No plano geral dos mundiais de seleções, a equipa masculina vencedora do Mundial 2014, a Alemanha, ganhou 31.000.000 de euros (também 6,6% das receitas de patrocínios) pelo triunfo – a campeã do mundo feminina, os EUA, como já se viu, ganhou 1.700.000 euros em 2015; enquanto, no Brasil, cada seleção masculina que passou a fase de grupos no Mundial 2014 ganhou logo 7.100.000 euros.

O «Business Insider» pergunta, entretanto, não por que as atletas femininas ganham menos, mas por que há menos adeptos e patrocinadores nos desportos femininos. É uma questão colocada inclusivamente por batalhadoras pela igualdade de pagamentos nos desportos, como já se verá. Até porque há desportos em que a paridade de ganhos (já) «é» (ou vai sendo – melhor dizendo) a realidade.

Veja-se o ténis. Desde 2007 que os quatro torneio do Grand Slam têm os «prize money» equiparados entre homens e mulheres. O US Open foi o primeiro a fazê-lo depois da campanha protagonizada por Billi Jean King à cabeça de outras oito tenistas – Billie Jean King que dá o nome ao centro de ténis nacional norte-americano de Flushing Meadows, onde se joga o grand slam nova-iorquino.



Estava-se em 1973. Ao US Open seguiu-se o Open da Austrália em 1984 (e 1985, com dois interregnos entre 1986-1990 e 1996-2000, para voltar em definitivo em 2001). Roland Garros igualou os prémios monetários a partir de 2006 e Wimbledon fê-lo no ano seguinte – como recordou também nesta semana de greve das Matildas o «The Guardian». À cabeça da «revolta» inglesa iniciada em 2006 esteve Venus Williams questionando por que devia ela ganhar menos do que Roger Federer quando ambos ganharam o torneio em 2005.

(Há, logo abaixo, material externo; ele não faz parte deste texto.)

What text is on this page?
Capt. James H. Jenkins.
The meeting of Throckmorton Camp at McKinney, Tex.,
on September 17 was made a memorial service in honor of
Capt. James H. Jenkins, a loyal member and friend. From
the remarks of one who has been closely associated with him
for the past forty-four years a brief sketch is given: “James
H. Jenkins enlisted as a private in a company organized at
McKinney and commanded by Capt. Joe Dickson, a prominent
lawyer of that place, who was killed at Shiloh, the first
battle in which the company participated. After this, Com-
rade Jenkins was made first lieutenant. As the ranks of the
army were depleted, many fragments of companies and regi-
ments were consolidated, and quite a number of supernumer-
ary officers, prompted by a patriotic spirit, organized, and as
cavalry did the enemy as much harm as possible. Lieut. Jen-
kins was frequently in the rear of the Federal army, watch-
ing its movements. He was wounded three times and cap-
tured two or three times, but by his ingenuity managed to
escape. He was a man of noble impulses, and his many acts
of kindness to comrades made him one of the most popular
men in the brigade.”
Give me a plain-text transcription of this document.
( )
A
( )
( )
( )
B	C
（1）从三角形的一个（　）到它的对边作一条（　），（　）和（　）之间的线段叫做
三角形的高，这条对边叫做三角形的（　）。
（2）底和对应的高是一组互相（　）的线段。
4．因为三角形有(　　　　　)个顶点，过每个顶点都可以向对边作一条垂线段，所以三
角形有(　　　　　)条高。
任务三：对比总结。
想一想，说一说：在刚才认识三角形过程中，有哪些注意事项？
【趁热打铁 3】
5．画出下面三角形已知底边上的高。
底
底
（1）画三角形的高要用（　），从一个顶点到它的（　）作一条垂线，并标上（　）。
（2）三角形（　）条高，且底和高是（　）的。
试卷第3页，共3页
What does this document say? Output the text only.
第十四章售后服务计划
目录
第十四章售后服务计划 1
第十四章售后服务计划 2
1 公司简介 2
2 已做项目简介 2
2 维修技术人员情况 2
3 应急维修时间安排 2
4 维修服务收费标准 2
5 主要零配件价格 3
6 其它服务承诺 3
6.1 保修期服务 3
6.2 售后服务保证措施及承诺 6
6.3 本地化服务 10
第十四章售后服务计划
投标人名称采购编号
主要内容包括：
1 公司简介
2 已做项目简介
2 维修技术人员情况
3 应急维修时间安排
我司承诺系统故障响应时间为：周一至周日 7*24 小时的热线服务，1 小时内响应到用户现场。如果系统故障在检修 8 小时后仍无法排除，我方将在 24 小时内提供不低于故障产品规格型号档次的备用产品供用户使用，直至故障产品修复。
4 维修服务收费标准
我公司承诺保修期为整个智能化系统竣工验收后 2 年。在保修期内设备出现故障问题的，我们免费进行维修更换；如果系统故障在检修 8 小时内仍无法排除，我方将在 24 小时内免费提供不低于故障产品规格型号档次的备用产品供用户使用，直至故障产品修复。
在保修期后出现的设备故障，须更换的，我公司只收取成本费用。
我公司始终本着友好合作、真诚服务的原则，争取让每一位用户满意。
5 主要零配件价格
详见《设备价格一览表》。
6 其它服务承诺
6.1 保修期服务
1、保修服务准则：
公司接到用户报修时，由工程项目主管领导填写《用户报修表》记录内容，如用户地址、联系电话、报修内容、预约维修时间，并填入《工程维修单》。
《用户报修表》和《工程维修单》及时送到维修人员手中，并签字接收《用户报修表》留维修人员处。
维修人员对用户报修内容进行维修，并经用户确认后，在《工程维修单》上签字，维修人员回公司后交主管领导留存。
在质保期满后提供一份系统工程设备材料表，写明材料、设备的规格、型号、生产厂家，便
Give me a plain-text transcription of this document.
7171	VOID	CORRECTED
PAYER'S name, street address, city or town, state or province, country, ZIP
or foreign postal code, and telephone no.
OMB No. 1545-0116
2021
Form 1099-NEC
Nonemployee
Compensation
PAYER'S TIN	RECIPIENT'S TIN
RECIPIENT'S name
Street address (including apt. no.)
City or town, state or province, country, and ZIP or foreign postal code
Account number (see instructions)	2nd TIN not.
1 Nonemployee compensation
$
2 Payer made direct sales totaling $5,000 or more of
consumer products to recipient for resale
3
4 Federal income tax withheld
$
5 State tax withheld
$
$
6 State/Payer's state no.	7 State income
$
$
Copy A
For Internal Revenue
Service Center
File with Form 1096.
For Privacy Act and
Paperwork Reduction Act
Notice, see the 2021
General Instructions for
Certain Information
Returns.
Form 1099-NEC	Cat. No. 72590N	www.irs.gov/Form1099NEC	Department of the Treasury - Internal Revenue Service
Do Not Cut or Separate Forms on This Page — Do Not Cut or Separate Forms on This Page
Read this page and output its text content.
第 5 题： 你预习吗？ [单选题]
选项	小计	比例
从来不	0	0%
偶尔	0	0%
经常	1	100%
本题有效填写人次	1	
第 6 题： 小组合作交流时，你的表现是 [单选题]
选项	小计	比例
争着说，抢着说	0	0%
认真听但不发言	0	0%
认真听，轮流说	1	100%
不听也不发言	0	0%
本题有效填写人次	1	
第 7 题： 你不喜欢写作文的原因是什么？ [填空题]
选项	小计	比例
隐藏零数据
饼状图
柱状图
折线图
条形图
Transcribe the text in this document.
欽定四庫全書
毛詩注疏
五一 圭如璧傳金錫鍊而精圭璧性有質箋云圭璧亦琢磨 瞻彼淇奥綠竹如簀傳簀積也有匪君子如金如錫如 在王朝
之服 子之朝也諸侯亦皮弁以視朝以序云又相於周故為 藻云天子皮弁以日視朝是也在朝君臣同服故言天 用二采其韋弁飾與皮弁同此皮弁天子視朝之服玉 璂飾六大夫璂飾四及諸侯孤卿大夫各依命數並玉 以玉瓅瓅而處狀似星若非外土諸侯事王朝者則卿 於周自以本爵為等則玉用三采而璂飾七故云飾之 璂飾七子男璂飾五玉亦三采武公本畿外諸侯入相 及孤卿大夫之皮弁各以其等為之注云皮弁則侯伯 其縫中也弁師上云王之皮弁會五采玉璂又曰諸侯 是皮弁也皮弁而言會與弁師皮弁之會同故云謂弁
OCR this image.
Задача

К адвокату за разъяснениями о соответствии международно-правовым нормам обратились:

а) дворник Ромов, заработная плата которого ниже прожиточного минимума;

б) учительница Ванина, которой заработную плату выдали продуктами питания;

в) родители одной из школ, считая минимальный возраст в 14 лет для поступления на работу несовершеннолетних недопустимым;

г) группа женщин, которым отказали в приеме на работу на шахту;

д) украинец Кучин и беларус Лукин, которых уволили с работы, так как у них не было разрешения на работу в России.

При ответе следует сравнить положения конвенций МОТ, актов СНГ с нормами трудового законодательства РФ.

Em 2012, a questão da igualdade monetária ainda não estava pacificada. No mesmo «The Guardian», Gilles Simon mostrou a discordância do seu ponto de vista masculino: «Os jogadores masculinos passaram o dobro do tempo no court em Roland Garros. A igualdade nos salários não é uma coisa que funcione no desporto. O ténis masculino permanece mais atrativo do que o ténis feminino.»

Ana Ivanovic respondeu: «Tem-se falado sempre, mas o nosso físico é diferente. Penso que também merecemos o nosso dinheiro. Eu, hoje, estive ali duas horas e meia.» E, a respeito da questão física, já Venus Williams tinha, em 2006, dado a sua resposta: «Para que conste, a final feminina de 2005 durou mais 45 minutos do que a dos homens.» «Sem custos extra», acrescentou.

A paridade monetária também é uma realidade nas grandes maratonas mundiais, como são as (classificadas nesse grupo) de Nova Iorque, Boston, Chicago, Londres, Berlim e Tóquio. Os circuitos mundiais de surf também passaram a ter os prémios monetários iguais entre homens e mulheres desde 2012, por exemplo.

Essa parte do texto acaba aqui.